John Sanders

No. 25, 26
- Positions: Cornerback, Safety

Personal information
- Born: January 11, 1950 (age 76) Chicago, Illinois, U.S.
- Listed height: 6 ft 1 in (1.85 m)
- Listed weight: 175 lb (79 kg)

Career information
- College: South Dakota
- NFL draft: 1973: undrafted

Career history
- New England Patriots (1974–1976); Philadelphia Eagles (1977–1979);

Career NFL statistics
- Interceptions: 17
- INT yards: 240
- Touchdowns: 2
- Stats at Pro Football Reference

= Deac Sanders =

American football player (born 1950)

John Maurice "Deac" Sanders (born January 11, 1950) is an American former professional football player who was a defensive back in the National Football League. Sanders played college football for the South Dakota Coyotes.
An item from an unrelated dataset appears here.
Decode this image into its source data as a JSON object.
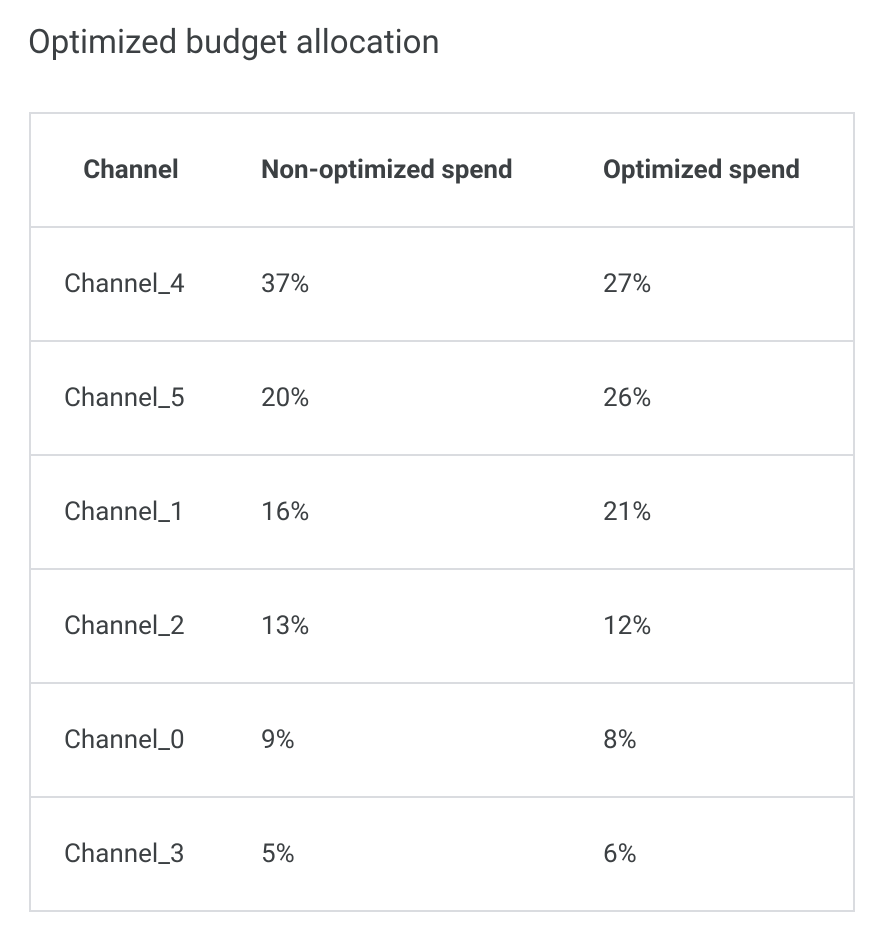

He was signed by the New England Patriots as an undrafted free agent in 1974 and played with them for 3 years, first as a cornerback and then as a safety. Sanders then replaced Bill Bradley as the starting free safety for the Philadelphia Eagles in 1977, Dick Vermeil's second year as the Eagle head coach, and also in 1978. But in 1979, his final year, he played only one game, replaced by Brenard Wilson.

==Personal==
Sanders was a schoolteacher when the Patriots signed him in 1974.